Your brood female is one of the most important assets of your breeding program. Having a well-bred, successful race female to breed on from is every breeder’s aim. Keeping her fit and healthy is necessary if you are going to breed potential superstars. Neglect her, or her health, and you create problems that may seriously affect your chances of breeding a successful litter.
Monitoring seasons and cycles
Even if you do not plan to mate your female at her next season, you should be monitoring and recording each ‘heat’ cycle so that you have a good idea of when to expect her to ‘come in’ and how long her normal cycle lasts. A good breeder doesn’t allow accidental matings to occur.
If you are checking regularly, you should notice the first signs of the season, watching for the swelling and bleeding that indicates the start of the season. A female is usually ready to mate around Day 10 of her cycle (although this can vary).
‘But my brood females are off-site’
Just because you choose to house your brood females off-site, that doesn’t mean that you can just forget about them. Make sure the people who are responsible for caring for her when you are not there have the same goals as you and provide the same level of care.
What does a brood female need to stay healthy and fit?
Your brood female needs to receive as good a level of care as your race dogs – good food, regular parasite control and vaccinations, exercise and activity.
Ideally a brood female should be fed a complete and balanced diet all the time to keep her body stores fully stocked. She should not be allowed to get too fat or too thin as this also affects her ability to get in whelp and birth pups. If you are not sure that what you are feeding her is right, speak to your greyhound vet about a recommended diet to keep your brood female in top condition.
Control of parasites, both internal and external, needs to continue regularly. External parasites such as fleas can lead to anaemia and tape worm infestation. Internally, intestinal worms need to be kept under control to ensure optimum health, and to stop a large part of her diet being used up feeding these parasites. Worms are passed to the puppies via the milk, so making sure your breeding female is regularly wormed means there will be less chance of worms being transmitted to the puppies in those first few weeks.
The immunity that is passed onto puppies by the female in the first few days of life is critical to their survival. Keeping vaccines up to date ensures pups get plenty of early immunity to diseases that might otherwise lead to illness or death. Most veterinarians recommend that a female not be vaccinated whilst pregnant, so it is too late to think about boosting your females immunity once she has been mated. These days there are many vaccines available, some that even last for 3 years – so speak to your vet about which one you should be using.

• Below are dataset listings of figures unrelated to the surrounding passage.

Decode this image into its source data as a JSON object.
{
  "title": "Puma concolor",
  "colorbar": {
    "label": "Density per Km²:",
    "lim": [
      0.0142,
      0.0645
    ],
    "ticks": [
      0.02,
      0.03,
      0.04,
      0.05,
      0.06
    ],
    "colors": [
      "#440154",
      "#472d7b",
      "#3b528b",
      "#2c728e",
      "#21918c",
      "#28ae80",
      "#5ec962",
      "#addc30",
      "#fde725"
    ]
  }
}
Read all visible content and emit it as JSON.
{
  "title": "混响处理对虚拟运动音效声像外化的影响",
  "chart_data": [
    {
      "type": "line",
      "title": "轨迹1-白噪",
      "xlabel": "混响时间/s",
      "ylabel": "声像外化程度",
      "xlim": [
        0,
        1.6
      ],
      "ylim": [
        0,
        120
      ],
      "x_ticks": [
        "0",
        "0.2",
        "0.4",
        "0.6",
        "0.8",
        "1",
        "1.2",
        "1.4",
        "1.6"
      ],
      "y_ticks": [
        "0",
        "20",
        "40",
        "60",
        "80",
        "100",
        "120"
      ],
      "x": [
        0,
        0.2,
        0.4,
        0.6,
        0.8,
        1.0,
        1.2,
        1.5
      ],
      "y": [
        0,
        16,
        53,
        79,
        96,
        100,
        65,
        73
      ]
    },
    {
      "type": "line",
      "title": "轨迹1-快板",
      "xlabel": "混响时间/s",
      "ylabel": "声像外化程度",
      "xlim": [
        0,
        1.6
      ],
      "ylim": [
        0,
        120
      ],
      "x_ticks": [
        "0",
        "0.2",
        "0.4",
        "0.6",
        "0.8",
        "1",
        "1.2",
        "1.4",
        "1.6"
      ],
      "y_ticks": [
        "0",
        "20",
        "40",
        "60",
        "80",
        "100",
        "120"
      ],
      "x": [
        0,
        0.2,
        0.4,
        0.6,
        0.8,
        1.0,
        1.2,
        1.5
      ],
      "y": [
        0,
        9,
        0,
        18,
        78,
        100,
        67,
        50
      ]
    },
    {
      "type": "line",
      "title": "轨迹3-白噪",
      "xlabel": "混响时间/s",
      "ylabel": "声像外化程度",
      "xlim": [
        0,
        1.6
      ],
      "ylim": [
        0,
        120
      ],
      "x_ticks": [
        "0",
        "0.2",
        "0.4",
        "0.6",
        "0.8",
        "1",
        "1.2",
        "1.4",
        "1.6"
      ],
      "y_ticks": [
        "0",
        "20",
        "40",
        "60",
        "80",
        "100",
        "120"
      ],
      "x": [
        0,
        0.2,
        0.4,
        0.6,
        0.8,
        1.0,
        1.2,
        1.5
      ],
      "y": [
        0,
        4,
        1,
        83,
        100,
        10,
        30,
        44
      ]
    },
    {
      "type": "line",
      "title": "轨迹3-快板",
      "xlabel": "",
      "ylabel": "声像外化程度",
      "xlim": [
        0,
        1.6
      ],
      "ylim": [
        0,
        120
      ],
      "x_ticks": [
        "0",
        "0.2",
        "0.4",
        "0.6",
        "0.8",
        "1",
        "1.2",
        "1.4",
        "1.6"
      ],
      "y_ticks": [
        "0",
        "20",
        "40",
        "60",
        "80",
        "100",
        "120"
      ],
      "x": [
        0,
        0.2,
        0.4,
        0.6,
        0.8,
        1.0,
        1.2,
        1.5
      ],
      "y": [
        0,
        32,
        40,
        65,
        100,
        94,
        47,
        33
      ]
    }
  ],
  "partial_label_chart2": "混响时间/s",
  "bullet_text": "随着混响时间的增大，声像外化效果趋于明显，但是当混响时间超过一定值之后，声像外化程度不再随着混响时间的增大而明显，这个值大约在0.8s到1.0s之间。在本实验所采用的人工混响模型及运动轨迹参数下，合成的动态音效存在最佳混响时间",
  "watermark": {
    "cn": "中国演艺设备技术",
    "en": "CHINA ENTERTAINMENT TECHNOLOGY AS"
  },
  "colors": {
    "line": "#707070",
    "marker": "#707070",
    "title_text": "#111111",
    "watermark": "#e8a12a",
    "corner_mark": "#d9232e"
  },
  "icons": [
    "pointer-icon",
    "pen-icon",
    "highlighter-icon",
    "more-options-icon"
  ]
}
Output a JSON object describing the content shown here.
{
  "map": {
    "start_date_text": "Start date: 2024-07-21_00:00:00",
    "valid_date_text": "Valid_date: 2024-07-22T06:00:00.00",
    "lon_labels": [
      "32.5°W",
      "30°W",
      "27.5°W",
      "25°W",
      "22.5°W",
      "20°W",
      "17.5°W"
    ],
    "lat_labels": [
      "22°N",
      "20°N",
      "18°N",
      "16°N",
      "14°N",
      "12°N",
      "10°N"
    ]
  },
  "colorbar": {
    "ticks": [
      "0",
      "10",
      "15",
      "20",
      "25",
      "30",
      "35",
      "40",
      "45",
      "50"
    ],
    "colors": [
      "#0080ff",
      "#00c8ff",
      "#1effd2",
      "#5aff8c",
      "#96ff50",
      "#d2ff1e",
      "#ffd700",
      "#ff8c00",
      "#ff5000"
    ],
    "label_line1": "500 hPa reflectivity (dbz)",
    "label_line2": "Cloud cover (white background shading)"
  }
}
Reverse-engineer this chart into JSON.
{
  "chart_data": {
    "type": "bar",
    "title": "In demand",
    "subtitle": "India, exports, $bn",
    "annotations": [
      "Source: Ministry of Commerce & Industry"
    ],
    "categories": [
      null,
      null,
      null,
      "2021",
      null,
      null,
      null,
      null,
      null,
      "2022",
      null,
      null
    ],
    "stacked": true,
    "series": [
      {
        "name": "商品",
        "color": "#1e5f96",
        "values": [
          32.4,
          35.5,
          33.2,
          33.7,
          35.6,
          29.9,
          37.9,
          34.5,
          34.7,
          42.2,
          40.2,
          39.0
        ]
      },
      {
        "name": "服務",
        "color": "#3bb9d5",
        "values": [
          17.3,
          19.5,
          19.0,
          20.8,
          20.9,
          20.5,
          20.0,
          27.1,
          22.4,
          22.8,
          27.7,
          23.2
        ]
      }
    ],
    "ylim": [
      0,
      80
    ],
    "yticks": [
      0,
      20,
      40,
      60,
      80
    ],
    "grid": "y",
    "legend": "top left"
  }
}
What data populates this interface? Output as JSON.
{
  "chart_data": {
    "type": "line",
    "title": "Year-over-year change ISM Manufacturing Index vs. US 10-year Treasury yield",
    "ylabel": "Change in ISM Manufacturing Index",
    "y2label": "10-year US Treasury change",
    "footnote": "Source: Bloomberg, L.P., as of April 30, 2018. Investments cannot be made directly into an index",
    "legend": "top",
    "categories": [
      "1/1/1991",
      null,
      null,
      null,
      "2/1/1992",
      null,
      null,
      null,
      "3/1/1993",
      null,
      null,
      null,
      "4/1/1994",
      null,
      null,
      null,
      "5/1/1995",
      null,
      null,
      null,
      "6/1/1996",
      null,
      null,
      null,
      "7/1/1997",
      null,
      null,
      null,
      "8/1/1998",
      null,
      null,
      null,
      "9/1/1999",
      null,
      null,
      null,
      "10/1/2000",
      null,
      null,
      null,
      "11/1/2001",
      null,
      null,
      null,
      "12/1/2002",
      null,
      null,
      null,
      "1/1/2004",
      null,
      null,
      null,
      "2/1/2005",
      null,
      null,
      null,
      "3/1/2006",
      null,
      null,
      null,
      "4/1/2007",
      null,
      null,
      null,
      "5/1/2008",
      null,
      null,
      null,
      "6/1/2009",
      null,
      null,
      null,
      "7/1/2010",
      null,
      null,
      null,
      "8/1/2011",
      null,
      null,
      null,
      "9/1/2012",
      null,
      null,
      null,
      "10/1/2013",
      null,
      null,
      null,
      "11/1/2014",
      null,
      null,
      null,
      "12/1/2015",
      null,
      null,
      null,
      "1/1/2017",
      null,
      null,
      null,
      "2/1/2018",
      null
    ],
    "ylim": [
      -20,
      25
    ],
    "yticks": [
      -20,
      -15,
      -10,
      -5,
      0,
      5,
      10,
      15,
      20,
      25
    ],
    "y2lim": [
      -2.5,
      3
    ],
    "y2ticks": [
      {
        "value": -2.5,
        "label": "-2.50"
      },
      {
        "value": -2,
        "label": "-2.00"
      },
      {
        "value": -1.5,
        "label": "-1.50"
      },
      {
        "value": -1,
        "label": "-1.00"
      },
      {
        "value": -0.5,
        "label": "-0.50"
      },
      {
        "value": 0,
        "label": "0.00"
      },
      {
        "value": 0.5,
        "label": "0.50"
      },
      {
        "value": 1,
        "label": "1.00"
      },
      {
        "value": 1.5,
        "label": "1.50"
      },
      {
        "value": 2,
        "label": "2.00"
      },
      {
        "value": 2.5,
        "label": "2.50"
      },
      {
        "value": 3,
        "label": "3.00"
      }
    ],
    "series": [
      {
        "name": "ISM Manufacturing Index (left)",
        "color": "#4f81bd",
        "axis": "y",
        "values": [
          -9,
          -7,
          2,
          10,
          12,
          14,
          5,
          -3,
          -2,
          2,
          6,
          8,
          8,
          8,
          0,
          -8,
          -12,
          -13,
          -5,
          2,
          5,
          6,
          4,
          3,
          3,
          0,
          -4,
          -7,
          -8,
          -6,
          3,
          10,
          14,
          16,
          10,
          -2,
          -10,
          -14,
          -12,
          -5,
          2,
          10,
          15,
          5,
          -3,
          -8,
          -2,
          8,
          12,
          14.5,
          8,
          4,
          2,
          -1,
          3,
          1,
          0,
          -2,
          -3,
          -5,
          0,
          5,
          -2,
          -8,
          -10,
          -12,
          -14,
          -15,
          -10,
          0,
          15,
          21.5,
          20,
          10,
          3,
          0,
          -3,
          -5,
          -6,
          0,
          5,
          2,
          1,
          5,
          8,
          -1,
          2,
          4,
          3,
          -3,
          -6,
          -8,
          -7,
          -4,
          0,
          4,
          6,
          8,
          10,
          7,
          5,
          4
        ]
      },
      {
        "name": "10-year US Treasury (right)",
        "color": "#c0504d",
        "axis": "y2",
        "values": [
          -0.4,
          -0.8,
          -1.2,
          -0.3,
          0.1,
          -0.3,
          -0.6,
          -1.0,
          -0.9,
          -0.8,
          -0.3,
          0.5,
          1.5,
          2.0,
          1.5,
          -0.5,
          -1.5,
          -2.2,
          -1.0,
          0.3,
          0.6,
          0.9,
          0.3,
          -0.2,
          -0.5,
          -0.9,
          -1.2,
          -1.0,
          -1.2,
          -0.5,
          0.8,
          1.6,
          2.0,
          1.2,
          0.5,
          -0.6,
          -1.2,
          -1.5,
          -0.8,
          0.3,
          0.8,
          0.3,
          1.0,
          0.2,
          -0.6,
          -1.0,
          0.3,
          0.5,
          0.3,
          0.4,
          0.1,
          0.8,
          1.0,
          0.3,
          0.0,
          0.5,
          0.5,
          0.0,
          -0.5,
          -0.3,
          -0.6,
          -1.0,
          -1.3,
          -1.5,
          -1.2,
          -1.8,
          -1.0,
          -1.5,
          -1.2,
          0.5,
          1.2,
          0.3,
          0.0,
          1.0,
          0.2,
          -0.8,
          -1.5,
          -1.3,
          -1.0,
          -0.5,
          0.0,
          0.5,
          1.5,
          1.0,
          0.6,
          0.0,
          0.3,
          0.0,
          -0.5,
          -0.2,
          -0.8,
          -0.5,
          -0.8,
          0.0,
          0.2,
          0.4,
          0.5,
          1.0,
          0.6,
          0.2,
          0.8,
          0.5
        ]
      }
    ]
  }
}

Brood females need to remain fit and active. Regular galloping, exercise, or a walk around the block or up the road on the leash can help keep her fitness up, and provide an outlet for any excess energy. Keep in mind that the female can influence the temperament of the puppies, both genetically, and through early experience, so a calm, relaxed female is much better than a skittish one. Making sure that she has regular outings and meets a variety of people can help her remain calmer during the stressful time of a litter.